Non che, come un giovane lettore potrebbe immaginare, fra i due protagonisti ci fosse un consenso pieno, una consonanza totale. Non vi è mai, per la verità, una totale consonanza fra interlocutori intelligenti. Ma, nel caso specifico, trapela qualcosa di più profondo della fisiologica differenza che esiste fra spiriti critici e liberi.
E’ noto che, nei primi anni del suo percorso storiografico, De Ruggiero sentì forte l’influenza dell’attualismo pur senza che ciò provocasse mai una frattura netta con lo storicismo crociano. Poi, con l’avvento del fascismo, il grande storico del liberalismo (la sua Storia è del 1925) si riavvicina a Croce, ormai divenuto simbolo vivente dell’antifascismo, per poi riallontanarsene negli anni della Ricostruzione quando i democratici e i liberali si divisero fra il Partito liberale e il Partito d’Azione.
D’altro canto, e lo si desume anche dalle lettere, molte differenze sussistono anche sul terreno squisitamente filosofico e, specificamente, su quello storiografico. L’idea stessa di storia della filosofica che De Ruggiero aveva maturato nello stendere la sua monumentale Storia della filosofia non era, propriamente, quella di Benedetto Croce e questi, pur stimando e, per certi aspetti ammirando, il prezioso lavoro deruggeriano, coglieva qualche tratto di genericità che affondava ancora le sue radici in una qualche superficialità filosofica.
Anche sul terreno della politica, della teoria politica, differenze sostanziali rimanevano. E si deve forse proprio a Guido De Ruggiero, nella sua foga polemica, qualche grave incomprensione del liberalismo crociano.
Ma tutto ciò non limita certo il giudizio complessivo sulla tenuta, per così dire, di un rapporto fra il nostro più grande filosofo ed uno dei protagonisti della cultura italiana. Basterebbe, ad esempio, ricordare un’altra fondamentale personalità della cultura europea dell’epoca, Collingwood, che ebbe sia in De Ruggiero che in Croce punti di riferimento essenziali e non manca di essere ricordato in non poche pagine di questo Carteggio.

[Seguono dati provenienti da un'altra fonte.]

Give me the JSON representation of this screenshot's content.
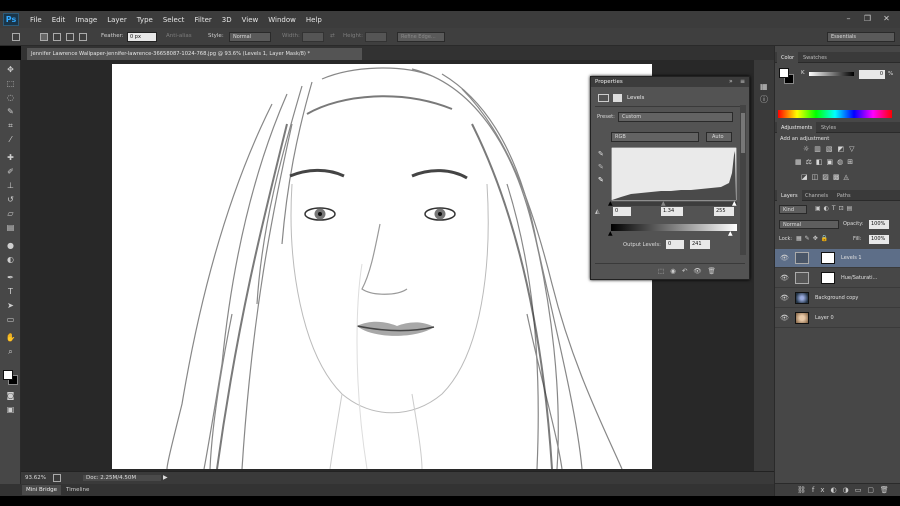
{
  "app": {
    "logo": "Ps"
  },
  "menu": [
    "File",
    "Edit",
    "Image",
    "Layer",
    "Type",
    "Select",
    "Filter",
    "3D",
    "View",
    "Window",
    "Help"
  ],
  "window_controls": {
    "minimize": "–",
    "restore": "❐",
    "close": "✕"
  },
  "options": {
    "feather_label": "Feather:",
    "feather_value": "0 px",
    "antialias_label": "Anti-alias",
    "style_label": "Style:",
    "style_value": "Normal",
    "width_label": "Width:",
    "height_label": "Height:",
    "refine_label": "Refine Edge...",
    "workspace": "Essentials"
  },
  "document": {
    "tab_title": "Jennifer Lawrence Wallpaper-jennifer-lawrence-36658087-1024-768.jpg @ 93.6% (Levels 1, Layer Mask/8) *",
    "tab_close": "×"
  },
  "status": {
    "zoom": "93.62%",
    "doc": "Doc: 2.25M/4.50M"
  },
  "bottom_tabs": [
    "Mini Bridge",
    "Timeline"
  ],
  "properties": {
    "title": "Properties",
    "subtitle": "Levels",
    "preset_label": "Preset:",
    "preset_value": "Custom",
    "channel": "RGB",
    "auto_label": "Auto",
    "input_black": "0",
    "input_gamma": "1.34",
    "input_white": "255",
    "output_label": "Output Levels:",
    "output_black": "0",
    "output_white": "241"
  },
  "color_panel": {
    "tabs": [
      "Color",
      "Swatches"
    ],
    "channel_label": "K",
    "value": "0",
    "unit": "%"
  },
  "adjustments_panel": {
    "tabs": [
      "Adjustments",
      "Styles"
    ],
    "heading": "Add an adjustment"
  },
  "layers_panel": {
    "tabs": [
      "Layers",
      "Channels",
      "Paths"
    ],
    "filter_kind": "Kind",
    "blend_mode": "Normal",
    "opacity_label": "Opacity:",
    "opacity_value": "100%",
    "lock_label": "Lock:",
    "fill_label": "Fill:",
    "fill_value": "100%",
    "layers": [
      {
        "name": "Levels 1",
        "selected": true
      },
      {
        "name": "Hue/Saturati...",
        "selected": false
      },
      {
        "name": "Background copy",
        "selected": false
      },
      {
        "name": "Layer 0",
        "selected": false
      }
    ]
  },
  "colors": {
    "menubar": "#3c3c3c",
    "panel": "#474747",
    "selection": "#5d6e88",
    "canvas_bg": "#282828"
  }
}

Collingwood come tanti altri importanti protagonisti della vita politica e culturale di quei tempi.
Ma, come del resto per ogni altri epistolario crociano, emerge anche in queste lettere la cura costante che il filosofo ebbe per le faccende anche minute e, soprattutto, la sua capacità di immedesimarsi, nei periodi più difficili, come quello del fascismo, delle guerre e della ricostruzione, nelle difficoltà che amici, collaboratori e perfino conoscenti, incontravano nella loro vita quotidiana. Quasi che Benedetto Croce avvertisse la responsabilità, morale e politica, di tutti coloro che, in un modo o nell’altro, con grandi o piccole opere, o soltanto con la testimonianza, erano impegnati a difendere i valori fondamentali della libertà e della democrazia e quelli elementari della civiltà e della dignità. Così come si mostrò sempre severo e intransigente nei confronti di quella folla di studiosi e politici che non ebbero la forza morale di opporsi alla dittatura anche se, spesso, ne comprese il dramma personale ed umano. Ma tale comprensione non si tradusse mai in giustificazione politica o morale. Il che, naturalmente, costituisce, di per sé, un dramma.